Some commentators and academics (e.g., Noam Chomsky and John Mearsheimer) blame Vladimir Putin’s 2022 invasion of Ukraine on the West, claiming that the United States encouraged Ukraine to join the North Atlantic Treaty Organisation (NATO) to the latter’s peril. These pundits suggest that Russia was left with little choice when faced with the possibility of a NATO country on its western border, which could be used as a springboard for hostile action on its soil. While plausible on its face, this rational explanation of Putin’s behaviour is belied by a 2021 essay that he authored entitled On the Historical Unity of Russians and Ukrainians, a 5000-word treatise questioning the legitimacy of Ukraine’s borders and arguing that Russians and Ukrainians share a common destiny. In early 2022, Putin claimed that Ukraine was created by the Bolsheviks, and ought to be part of a Russian land empire. Nearly two decades earlier, Putin described the fall of the Soviet Union as the “greatest geopolitical catastrophe of the 20th century”, and continues to extoll the virtues of the USSR today. It is not, then, a concern for his borders that motivates Putin in Ukraine, but rather a revanchist desire to re-establish the Soviet land empire. Despite the many warnings just mentioned, and the publicised massing of forces on Ukraine’s border, the world still reeled in shock as Russian forces rolled towards Kyiv on the 24th of February 2022. Perhaps, then, we should start listening more carefully to what our adversaries are telling us.

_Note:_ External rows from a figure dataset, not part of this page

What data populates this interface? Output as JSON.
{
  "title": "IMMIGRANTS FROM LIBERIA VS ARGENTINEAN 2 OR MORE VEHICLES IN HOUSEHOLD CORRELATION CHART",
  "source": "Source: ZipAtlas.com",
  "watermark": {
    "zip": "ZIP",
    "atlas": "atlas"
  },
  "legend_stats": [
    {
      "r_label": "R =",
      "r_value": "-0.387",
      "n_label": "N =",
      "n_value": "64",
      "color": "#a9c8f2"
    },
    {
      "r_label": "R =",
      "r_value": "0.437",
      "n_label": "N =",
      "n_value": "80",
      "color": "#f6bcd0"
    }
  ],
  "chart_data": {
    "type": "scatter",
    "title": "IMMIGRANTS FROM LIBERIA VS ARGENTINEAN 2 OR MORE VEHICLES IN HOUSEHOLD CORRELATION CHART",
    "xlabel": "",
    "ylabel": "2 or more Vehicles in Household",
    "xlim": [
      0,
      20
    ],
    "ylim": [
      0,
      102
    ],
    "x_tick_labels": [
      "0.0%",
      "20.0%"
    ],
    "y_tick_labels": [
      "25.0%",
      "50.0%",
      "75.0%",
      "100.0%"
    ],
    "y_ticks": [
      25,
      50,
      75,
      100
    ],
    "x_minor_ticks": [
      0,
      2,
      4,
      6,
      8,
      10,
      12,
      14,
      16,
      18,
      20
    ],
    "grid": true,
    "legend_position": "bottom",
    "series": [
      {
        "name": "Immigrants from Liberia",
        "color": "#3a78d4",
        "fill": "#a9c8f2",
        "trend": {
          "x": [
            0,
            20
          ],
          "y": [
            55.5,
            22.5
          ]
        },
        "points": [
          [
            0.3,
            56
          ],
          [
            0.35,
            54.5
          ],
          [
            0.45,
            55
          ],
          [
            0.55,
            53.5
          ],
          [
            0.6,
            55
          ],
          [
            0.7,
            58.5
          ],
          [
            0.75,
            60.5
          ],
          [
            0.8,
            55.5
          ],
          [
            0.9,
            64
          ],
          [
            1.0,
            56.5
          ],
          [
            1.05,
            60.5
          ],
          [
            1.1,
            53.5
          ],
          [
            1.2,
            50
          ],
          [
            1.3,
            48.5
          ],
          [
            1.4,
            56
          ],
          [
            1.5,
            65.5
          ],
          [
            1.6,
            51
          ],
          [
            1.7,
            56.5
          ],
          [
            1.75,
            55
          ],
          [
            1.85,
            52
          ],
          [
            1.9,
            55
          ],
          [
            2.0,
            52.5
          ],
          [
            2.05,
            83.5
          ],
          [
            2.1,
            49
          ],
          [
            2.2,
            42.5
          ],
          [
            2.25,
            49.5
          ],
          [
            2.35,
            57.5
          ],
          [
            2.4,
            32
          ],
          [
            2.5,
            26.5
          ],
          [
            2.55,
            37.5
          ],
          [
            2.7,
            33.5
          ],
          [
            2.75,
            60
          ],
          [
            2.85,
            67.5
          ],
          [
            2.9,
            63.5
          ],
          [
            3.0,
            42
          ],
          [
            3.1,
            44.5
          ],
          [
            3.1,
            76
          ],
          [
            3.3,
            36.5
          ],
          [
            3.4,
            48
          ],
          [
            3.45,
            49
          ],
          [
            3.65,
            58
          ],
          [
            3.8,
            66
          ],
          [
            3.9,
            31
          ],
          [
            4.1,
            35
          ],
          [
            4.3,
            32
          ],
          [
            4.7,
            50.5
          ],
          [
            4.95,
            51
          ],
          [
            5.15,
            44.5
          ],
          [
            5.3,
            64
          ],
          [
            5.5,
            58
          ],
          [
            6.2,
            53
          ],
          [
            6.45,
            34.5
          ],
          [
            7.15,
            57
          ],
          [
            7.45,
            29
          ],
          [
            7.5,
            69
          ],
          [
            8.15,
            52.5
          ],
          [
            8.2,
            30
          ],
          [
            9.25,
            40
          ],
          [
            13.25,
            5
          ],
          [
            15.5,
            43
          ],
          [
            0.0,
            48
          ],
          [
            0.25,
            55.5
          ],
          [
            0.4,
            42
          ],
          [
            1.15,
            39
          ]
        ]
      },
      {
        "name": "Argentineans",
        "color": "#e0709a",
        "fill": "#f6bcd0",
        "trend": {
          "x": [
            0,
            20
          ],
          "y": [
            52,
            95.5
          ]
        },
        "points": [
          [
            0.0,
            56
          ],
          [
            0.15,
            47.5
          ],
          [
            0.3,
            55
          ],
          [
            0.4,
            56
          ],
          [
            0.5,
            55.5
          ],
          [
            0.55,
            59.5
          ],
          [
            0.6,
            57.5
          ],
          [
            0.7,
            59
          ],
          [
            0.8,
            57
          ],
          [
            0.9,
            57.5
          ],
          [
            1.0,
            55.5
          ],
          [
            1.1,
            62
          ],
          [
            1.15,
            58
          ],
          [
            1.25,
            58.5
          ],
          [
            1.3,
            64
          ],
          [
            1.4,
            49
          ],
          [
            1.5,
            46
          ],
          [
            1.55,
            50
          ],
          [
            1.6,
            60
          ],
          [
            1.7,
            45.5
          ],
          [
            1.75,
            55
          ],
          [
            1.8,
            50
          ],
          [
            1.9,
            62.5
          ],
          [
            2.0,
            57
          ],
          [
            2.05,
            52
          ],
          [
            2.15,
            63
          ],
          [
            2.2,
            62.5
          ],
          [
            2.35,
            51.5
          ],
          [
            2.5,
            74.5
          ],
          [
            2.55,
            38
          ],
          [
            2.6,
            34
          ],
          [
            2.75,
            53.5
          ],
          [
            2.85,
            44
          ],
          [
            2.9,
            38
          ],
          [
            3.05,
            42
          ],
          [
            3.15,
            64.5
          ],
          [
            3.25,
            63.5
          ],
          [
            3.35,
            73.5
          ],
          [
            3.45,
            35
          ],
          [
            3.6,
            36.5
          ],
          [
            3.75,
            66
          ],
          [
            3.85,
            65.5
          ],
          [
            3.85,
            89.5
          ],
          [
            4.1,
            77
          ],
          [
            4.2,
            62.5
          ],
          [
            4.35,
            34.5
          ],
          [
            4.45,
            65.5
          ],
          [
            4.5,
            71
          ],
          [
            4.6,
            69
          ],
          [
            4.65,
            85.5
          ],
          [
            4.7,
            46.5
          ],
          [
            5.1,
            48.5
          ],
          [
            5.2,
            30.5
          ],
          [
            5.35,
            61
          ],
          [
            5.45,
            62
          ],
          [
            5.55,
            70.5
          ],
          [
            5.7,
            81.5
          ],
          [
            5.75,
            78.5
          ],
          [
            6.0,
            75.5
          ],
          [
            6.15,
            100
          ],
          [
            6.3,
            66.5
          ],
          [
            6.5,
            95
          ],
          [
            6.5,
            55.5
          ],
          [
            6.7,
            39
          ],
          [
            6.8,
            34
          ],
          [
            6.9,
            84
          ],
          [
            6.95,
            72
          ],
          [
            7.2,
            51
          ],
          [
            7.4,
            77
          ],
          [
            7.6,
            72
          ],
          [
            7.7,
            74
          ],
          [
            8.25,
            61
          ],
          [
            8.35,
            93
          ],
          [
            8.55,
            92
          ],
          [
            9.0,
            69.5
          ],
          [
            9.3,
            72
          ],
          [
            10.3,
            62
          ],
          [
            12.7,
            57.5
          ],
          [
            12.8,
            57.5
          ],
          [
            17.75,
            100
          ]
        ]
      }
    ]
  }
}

China’s military build-up is not for show, and when Xi Jinping announces his intentions to conquer Taiwan, we must take him seriously and make preparations accordingly. The canonised founder of the CCP, Mao Zedong, once said that power “grows out the barrel of a gun” – as the Chinese military grows larger and more advanced each year, so grows the confidence of Jinping. The mind of the tyrant, impervious to argument, international law, moral pleading, or good faith negotiation, is motivated by the weakness of his adversary, perceived or actual, and is likewise deterred from action by strength. At this critical juncture, the West must flex its strength to provide a credible deterrent to China, as Taiwan will suffer the consequences of our perceived weakness.